El secreto está en los óvulos
En este sentido, se podría decir que, aunque la sociedad luche por la igualdad, la biología tiene sus propias reglas y que genera cierta asimetría entre padres y madres: «Los cerebros de machos y hembras son diferentes, y generan en ambos un comportamiento distinto», subraya Ángela Loches. De hecho, esto se traduce en el mundo animal en el que la hembra es la que generalmente se involucra más para cuidar a los hijos.
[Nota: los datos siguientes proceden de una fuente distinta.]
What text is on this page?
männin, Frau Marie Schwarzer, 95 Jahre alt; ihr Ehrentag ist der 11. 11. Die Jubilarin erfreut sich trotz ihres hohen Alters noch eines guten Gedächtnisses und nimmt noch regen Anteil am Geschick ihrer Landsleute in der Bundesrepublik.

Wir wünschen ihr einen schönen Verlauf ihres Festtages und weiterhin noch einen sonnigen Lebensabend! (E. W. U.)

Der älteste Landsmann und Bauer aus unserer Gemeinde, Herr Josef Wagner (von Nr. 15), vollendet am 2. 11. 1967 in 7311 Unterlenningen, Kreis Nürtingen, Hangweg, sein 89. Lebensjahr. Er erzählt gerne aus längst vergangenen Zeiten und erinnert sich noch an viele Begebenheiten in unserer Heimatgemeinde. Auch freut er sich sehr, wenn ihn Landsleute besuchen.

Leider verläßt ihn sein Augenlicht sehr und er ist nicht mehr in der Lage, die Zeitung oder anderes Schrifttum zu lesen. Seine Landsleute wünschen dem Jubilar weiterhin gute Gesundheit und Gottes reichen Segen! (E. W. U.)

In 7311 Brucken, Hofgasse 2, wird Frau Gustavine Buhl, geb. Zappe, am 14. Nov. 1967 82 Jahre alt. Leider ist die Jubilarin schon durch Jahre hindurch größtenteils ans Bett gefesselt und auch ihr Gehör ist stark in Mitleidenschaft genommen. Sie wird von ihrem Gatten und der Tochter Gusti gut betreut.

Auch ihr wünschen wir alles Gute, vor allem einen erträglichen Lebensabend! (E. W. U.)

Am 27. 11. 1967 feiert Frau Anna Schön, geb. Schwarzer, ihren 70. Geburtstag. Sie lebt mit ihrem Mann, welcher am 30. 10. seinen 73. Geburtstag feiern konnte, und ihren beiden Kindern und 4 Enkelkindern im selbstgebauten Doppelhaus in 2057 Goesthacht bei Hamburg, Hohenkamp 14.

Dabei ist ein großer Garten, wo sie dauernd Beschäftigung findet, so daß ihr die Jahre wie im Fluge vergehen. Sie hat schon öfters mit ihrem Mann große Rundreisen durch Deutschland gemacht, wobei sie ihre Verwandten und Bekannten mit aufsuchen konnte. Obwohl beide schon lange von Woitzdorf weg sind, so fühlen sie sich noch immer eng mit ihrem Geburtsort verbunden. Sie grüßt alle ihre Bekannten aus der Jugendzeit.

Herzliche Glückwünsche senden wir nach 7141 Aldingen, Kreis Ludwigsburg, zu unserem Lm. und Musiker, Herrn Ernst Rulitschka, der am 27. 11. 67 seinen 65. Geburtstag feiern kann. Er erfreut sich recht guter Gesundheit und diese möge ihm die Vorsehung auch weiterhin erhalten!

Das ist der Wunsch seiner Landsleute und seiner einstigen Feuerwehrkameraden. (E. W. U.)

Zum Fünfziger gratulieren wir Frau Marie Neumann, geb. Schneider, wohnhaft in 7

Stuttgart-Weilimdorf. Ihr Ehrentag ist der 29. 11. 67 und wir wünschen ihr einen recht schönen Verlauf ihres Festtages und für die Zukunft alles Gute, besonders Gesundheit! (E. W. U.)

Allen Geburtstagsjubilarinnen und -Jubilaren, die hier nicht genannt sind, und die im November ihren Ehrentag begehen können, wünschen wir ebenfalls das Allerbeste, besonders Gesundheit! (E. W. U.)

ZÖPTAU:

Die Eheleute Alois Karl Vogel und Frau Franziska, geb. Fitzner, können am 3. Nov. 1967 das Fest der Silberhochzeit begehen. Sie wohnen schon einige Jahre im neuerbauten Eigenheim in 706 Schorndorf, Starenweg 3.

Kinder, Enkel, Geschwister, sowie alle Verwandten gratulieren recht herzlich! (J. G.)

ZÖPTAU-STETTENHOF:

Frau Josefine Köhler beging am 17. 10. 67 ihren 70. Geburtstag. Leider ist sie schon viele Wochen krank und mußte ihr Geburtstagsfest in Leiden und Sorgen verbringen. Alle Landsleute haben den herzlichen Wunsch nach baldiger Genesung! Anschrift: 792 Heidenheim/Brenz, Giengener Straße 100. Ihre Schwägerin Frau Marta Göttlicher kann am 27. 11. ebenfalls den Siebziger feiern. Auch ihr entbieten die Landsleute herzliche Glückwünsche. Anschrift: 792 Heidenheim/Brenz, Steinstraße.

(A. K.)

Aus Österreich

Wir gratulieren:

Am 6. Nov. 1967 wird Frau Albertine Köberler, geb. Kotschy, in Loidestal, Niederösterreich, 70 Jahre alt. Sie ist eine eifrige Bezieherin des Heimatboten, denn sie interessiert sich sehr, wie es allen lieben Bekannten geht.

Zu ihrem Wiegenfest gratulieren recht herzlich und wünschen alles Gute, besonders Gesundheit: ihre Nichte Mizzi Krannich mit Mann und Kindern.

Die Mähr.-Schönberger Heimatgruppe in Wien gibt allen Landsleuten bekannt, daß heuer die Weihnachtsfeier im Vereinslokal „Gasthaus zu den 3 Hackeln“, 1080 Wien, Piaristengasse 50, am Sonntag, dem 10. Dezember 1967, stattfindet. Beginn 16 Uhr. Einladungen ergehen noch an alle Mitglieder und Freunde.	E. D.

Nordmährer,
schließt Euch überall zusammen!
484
Una posible explicación a este fenómeno puede encontrarse en los gametos, los óvulos y los espermatozoides. Desde el momento en que nació la reproducción sexual, y después la primera madre, hace mil millones de años, las hembras se han especializado en producir grandes células en un número muy escaso (las mujeres liberan un óvulo cada mes), cuya finalidad es alimentar al embrión. Por su parte, los machos producen cantidades «infinitas» de pequeñas y baratas células cuya finalidad es «cazar» a los gametos femeninos.
Esta diferente inversión inicial es la posible causa de que cada sexo adopte un rol distinto en la reproducción, como puede ser que la hembra dedique más esfuerzos a cuidar de la descendencia y que sea más selectiva a la hora de elegir pareja, mientras que el macho adopta un comportamiento más territorial o desarrolla ornamentos para atraer a las hembras, tal como explica Enrique Turiégano, biólogo de la Universidad Autónoma de Madrid, que estudia la evolución en relación con la selección sexual: «Aún con una cierta probabilidad de error, un biólogo puede saber, por el tamaño de los gametos, si un individuo a lo largo de su vida dedicará más o menos tiempo a cuidar a su descendencia», resume.
Esta diferencia inicial tuvo impacto en casi todos los animales y marcó cuál sería su comportamiento hacia las crías. Si los machos eran más negligentes, las hembras eran más cuidadosas. Pero la relación coste-beneficio influyó en más aspectos del cuidado parental. En aquellos casos en que el ambiente es tan peligroso que los progenitores no pueden hacer mucho, los animales apuestan por producir mucha descendencia y no darles ningún cuidado. En otros casos, la única salida es protegerla, y para ello, como ocurre a veces en primates y aves, el macho cumple un papel fundamental, proporcionando comida, protegiendo el territorio o construyendo el nido. Lo cierto es que la variedad de estrategias es tanta como especies existen.
Humanos y animales
Pero quizás humanos y animales tienen más en común de lo que parece a simple vista. La bióloga Lucía Gandarillas, cuidadora de gorilas en el Parque de la Naturaleza de Cabárceno, así lo sugiere:«Las gorilas tienen un instinto maternal muy desarrollado. Son muy protectoras y cuidadosas y se dedican todo el tiempo al bebé, tanto que a veces dejan de comer». Pero en ellos, como pasa en humanos, el instinto no lo es todo. Sin el apoyo de la familia, aquellas mamás primerizas que no se han criado con su madre, no saben cuidar a su bebé. «Aprenden a ser madres porque han sido hijas», concluye Lucía.